Parameter	Type	Default	Description
`labels`	`list[str]`	required	Entity class names (e.g., `["actor", "character", "plot"]`). Each generates `B-` and `I-` IOB2 tags.
`tokenizer`	`str \\| Tokenizer`	required	HuggingFace checkpoint name, `tokenizers.Tokenizer`, or `transformers.PreTrainedTokenizerFast`. See Tokenizer Input.
`ignore_token`	`int`	`-100`	Label value assigned to special tokens. PyTorch's `CrossEntropyLoss` ignores this by default.
`ends_at_next_char`	`bool`	`True`	Whether span `end` offsets point to the character after the last entity character (standard convention).
`conversion_check`	`bool`	`True`	Run a round-trip verification after each encoding to catch misalignment bugs.
`max_length`	`int \\| None`	`512`	Maximum token sequence length. Enables truncation on the tokenizer. Set to `None` to disable.
`start_field`	`str`	`"start"`	Key for start offset in span dicts.
`end_field`	`str`	`"end"`	Key for end offset in span dicts.
`label_field`	`str`	`"label"`	Key for entity label in span dicts.
`text_field`	`str`	`"text"`	Key for text string in batch annotation dicts.
`spans_field`	`str`	`"spans"`	Key for spans list in batch annotation dicts.

Properties

`label_map` -> `dict[str, int]`

The IOB2 label-to-index mapping. Returns a copy to prevent mutation.

encoder.label_map
# {'O': 0, 'B-ACTOR': 1, 'I-ACTOR': 2, 'B-CHARACTER': 3, 'I-CHARACTER': 4, 'B-PLOT': 5, 'I-PLOT': 6}

`tokenizer` -> `Tokenizer`

The resolved tokenizers.Tokenizer instance.

Methods

`call(text, spans)` -> `list[int]`

Encode a single annotation into IOB2 label indices.

labels = encoder(
    text="Did Dame Judy Dench star?",
    spans=[{"label": "actor", "start": 4, "end": 19}],
)

Parameters:

Parameter	Type	Description
`text`	`str`	The raw input text.
`spans`	`list[dict]`	Span dicts with start/end/label fields (field names configurable via constructor).

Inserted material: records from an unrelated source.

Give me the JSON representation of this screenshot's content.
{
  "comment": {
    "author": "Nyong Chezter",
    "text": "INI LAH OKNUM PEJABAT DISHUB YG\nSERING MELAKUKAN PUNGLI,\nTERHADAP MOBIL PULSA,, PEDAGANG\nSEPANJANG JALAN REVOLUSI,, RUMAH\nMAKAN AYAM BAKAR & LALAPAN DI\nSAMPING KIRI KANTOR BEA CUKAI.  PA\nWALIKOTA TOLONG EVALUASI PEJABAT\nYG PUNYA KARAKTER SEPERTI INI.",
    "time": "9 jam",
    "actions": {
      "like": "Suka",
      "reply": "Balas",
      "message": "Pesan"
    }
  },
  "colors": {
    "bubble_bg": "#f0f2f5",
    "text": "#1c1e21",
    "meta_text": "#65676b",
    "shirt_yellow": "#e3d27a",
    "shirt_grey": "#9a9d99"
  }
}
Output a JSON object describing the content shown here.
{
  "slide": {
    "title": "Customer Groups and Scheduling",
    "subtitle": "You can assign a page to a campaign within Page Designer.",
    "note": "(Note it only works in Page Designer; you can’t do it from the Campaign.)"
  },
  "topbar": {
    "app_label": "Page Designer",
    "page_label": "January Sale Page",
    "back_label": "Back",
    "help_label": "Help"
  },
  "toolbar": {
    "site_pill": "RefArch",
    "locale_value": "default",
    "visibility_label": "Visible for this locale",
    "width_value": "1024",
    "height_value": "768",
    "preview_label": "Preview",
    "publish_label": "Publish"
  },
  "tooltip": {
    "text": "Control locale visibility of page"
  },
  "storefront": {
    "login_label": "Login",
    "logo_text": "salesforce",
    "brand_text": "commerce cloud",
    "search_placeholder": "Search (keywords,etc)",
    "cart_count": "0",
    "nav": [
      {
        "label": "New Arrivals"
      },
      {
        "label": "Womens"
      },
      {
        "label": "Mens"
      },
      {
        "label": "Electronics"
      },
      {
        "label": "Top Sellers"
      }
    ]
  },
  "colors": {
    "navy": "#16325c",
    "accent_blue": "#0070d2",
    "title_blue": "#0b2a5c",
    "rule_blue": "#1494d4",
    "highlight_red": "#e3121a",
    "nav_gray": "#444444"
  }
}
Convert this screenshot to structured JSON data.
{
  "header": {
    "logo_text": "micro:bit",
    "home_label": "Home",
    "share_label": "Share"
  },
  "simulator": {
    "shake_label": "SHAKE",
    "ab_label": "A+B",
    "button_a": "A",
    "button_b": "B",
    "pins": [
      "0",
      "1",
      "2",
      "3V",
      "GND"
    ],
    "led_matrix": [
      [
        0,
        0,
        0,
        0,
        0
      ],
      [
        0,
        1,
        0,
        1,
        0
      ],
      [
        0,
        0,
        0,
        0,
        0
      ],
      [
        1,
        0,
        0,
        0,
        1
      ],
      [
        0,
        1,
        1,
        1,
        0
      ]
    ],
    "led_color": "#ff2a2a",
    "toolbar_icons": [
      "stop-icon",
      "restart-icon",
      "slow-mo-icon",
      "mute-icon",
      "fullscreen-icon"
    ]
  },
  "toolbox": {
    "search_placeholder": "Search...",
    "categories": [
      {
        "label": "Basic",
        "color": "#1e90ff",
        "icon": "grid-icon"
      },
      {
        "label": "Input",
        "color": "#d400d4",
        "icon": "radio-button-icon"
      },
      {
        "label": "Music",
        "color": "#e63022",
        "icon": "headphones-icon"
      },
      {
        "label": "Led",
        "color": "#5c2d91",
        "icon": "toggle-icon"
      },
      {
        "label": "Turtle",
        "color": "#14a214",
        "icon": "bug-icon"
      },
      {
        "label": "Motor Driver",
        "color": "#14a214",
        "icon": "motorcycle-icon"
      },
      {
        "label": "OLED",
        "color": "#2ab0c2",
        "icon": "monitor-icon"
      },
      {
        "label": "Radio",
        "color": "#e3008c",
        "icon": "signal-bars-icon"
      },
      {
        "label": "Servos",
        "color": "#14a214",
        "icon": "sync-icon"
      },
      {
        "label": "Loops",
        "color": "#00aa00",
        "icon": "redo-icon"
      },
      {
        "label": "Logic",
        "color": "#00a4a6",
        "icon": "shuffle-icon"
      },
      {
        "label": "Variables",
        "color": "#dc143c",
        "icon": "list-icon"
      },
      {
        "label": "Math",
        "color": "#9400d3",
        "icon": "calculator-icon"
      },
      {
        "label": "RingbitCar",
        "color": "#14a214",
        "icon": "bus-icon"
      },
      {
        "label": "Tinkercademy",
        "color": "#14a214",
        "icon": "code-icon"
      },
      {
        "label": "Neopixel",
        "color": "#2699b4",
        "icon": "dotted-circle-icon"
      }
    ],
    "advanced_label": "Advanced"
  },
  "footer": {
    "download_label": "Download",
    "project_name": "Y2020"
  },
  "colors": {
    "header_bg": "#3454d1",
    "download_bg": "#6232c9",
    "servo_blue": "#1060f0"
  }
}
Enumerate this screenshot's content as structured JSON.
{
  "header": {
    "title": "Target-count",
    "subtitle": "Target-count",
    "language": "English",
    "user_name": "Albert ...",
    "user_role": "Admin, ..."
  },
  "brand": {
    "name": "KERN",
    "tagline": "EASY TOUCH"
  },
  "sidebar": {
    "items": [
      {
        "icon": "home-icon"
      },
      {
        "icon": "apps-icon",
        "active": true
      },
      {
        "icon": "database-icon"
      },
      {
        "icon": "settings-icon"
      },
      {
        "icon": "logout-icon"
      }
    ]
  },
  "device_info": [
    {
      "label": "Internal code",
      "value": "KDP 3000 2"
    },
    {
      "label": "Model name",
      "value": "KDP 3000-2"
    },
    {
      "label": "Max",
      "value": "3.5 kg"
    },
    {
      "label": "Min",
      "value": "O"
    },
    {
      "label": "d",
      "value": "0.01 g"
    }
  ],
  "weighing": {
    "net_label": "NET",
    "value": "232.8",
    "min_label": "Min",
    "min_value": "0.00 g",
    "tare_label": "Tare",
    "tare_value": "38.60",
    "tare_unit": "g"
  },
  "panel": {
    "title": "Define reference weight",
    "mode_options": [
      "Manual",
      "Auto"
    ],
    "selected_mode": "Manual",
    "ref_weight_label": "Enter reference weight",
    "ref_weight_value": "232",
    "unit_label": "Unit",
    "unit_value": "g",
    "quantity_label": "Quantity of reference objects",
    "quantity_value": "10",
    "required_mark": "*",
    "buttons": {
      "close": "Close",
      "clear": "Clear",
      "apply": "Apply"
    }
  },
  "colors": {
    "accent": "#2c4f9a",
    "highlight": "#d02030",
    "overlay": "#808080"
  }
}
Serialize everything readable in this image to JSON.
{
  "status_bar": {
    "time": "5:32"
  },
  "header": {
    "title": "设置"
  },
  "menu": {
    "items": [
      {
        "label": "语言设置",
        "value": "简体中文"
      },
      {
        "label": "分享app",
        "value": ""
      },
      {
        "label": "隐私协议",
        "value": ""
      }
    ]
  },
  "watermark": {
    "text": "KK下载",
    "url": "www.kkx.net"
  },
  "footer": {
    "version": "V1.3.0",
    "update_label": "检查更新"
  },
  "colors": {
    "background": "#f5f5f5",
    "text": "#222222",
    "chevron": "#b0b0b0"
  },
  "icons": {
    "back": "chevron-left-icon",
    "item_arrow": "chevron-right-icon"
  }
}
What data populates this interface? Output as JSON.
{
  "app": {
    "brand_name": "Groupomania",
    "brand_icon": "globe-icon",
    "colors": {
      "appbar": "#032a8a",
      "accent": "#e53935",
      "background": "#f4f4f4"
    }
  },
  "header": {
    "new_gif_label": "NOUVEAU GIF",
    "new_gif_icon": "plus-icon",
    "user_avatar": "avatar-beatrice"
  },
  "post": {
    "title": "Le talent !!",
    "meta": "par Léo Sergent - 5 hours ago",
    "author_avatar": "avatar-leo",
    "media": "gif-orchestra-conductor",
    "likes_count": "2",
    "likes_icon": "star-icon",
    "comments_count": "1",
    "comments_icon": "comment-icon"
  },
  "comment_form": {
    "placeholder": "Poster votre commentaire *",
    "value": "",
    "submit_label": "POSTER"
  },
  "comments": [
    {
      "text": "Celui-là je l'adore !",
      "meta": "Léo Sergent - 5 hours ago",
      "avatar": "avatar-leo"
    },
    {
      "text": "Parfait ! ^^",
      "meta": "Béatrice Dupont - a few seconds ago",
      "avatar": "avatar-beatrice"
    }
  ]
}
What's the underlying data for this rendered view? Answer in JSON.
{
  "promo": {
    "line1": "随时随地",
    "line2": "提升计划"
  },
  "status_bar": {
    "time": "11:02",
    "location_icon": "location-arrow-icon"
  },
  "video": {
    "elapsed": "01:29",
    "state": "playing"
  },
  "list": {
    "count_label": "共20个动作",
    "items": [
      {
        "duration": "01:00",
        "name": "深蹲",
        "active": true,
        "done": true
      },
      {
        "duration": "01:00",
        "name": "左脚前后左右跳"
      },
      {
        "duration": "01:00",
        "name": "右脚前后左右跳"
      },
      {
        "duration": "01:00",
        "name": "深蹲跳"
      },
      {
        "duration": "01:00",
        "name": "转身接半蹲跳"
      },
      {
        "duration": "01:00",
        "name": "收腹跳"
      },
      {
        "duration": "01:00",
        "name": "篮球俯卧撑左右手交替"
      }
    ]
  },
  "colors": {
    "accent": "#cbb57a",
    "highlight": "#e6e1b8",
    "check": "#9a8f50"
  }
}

Returns: list[int] of IOB2 labels aligned to tokenizer output.

`batch(annotations, *, on_error="raise")` -> `list[list[int]]`

Encode a batch of annotations. Uses Rust-backed encode_batch() for parallelized tokenization.

results = encoder.batch(annotations, on_error="skip")

Parameters:

Parameter	Type	Default	Description
`annotations`	`list[dict]`	required	Annotation dicts with text/spans fields.
`on_error`	`str`	`"raise"`	`"raise"` to fail on first error, `"skip"` to skip failed annotations.

Returns: list[list[int]] of IOB2 label sequences (unpadded).

`decode(labels, encoding, text)` -> `list[Span]`

Recover span annotations from IOB2 label indices given a pre-built Encoding object.

encoding = encoder.tokenizer.encode(text)
spans = encoder.decode(predicted_labels, encoding, text)

Parameters:

Parameter	Type	Description
`labels`	`list[int]`	IOB2 label indices (e.g., model predictions after argmax).
`encoding`	`Encoding`	The `tokenizers.Encoding` object for the text.
`text`	`str`	The original text (needed to resolve SentencePiece whitespace boundaries).

Returns: list[Span] with character-level start, end, and label fields.

`decode_text(labels, text)` -> `list[Span]`

Convenience method: tokenizes the text internally, then decodes.

spans = encoder.decode_text(predicted_labels, text)

Parameters:

Parameter	Type	Description
`labels`	`list[int]`	IOB2 label indices.
`text`	`str`	The raw input text (will be tokenized internally).

Returns: list[Span] with character-level start, end, and label fields.

Types

Span

A TypedDict representing a single entity annotation with character offsets.

from iob2labels import Span

Field	Type	Description
`start`	`int`	Start character offset (inclusive).
`end`	`int`	End character offset (exclusive).
`label`	`str`	Entity class name.

Annotation

A TypedDict representing a text with its entity annotations.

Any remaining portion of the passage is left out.